Thank you for your interest in SPAdes.

You can correct the paths to reads in the input_dataset.yaml file. However, this is the scenario we are intentionally do not want to support as there are many issues that might arise from incompatible paths, wrong file order, version mismatch, etc. We simply do not have bandwidth for implementing additional consistency checks, which are plenty.
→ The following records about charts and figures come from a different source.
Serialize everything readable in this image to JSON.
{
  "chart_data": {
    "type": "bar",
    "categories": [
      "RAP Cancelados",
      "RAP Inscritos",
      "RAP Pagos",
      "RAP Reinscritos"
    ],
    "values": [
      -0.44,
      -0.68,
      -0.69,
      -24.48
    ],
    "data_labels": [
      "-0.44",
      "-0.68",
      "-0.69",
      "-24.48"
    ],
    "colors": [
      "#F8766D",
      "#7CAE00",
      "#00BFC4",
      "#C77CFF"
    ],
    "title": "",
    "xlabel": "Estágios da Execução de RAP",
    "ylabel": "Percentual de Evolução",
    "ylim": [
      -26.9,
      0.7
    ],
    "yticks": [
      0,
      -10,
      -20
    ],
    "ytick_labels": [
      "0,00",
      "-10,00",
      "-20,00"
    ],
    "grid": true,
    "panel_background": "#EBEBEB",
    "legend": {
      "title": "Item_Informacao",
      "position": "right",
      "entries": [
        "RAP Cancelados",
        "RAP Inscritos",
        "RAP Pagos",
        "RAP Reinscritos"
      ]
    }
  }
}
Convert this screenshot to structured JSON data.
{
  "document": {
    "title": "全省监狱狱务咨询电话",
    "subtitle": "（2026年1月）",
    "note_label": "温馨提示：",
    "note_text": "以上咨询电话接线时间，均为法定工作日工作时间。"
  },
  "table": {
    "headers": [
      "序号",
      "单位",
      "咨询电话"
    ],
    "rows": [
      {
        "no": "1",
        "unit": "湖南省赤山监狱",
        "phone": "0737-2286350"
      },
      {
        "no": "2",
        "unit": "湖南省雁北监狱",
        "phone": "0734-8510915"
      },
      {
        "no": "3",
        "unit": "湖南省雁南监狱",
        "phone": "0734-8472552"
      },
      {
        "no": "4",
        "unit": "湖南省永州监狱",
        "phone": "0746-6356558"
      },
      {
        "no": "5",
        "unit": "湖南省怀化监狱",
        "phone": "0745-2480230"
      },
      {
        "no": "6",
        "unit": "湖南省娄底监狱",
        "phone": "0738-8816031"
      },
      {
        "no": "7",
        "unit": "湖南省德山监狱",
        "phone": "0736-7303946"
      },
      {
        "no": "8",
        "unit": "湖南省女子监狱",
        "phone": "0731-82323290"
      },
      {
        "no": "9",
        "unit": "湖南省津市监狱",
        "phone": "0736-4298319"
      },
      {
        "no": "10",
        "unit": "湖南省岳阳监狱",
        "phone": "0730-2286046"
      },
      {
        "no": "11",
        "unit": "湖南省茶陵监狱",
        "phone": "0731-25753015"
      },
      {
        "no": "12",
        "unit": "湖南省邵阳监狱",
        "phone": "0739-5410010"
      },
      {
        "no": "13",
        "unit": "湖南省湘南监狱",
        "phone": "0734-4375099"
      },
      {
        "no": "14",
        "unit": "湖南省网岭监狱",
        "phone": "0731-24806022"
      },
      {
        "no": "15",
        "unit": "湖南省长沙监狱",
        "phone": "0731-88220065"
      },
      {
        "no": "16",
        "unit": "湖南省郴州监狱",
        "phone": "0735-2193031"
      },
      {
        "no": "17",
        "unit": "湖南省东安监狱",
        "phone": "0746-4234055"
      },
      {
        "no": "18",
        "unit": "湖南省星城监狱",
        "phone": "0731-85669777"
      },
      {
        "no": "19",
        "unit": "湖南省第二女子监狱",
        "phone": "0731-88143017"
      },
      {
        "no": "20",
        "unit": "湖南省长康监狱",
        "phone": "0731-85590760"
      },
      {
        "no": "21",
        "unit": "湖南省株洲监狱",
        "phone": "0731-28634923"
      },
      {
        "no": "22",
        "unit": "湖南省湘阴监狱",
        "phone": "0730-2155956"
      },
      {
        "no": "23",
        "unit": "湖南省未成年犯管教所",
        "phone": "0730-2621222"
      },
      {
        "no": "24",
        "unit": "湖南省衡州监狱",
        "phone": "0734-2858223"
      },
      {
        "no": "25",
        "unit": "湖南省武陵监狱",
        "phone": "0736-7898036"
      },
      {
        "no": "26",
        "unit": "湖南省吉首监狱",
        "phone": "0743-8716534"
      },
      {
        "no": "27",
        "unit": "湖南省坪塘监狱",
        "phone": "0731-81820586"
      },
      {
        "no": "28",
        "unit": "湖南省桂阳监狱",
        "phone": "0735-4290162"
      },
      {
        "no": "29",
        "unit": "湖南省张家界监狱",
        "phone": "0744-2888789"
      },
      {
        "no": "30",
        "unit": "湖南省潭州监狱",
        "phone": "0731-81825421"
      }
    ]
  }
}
StevenJRobbins commented 3 years ago

Thank you, Anton. I appreciate this little hack. Just to be clear though, if I run metaspades this way, will the metaspades assembly pipeline finish correctly? For example, I suspect if it's stored the full path to the reads it may also have stored the full path to the output directories. So will it still try to write output files to the directory structure from the previous server or will it be smart enough to find the correct new path?

asl commented 3 years ago

And... you've correctly outlined the next issue. If paths are different, then you're out of luck. You'd need to edit more configuration files to ensure that all intermediate results are still there, the output dir as well as scratch dirs are correct.

StevenJRobbins commented 3 years ago

Thanks again, Anton. For anyone reading in the future, I successfully got metaspades to run on the new server by running a find replace on all files in all subdirectories as follows:

sed -i "s|old_path_to_metaspades_output_dir|new_path_to_metaspades_output_dir|g" sed -i "s|old_path_to_metaspades_output_dir|new_path_to_metaspades_output_dir|g" / sed -i "s|old_path_to_metaspades_output_dir|new_path_to_metaspades_output_dir|g" //

asl commented 3 years ago

This may or may not work depending where the scratch dir is :)

StevenJRobbins commented 3 years ago

Thanks Anton. It worked in my test and successfully output the necessary files so looks like a hack solution, at least in my case.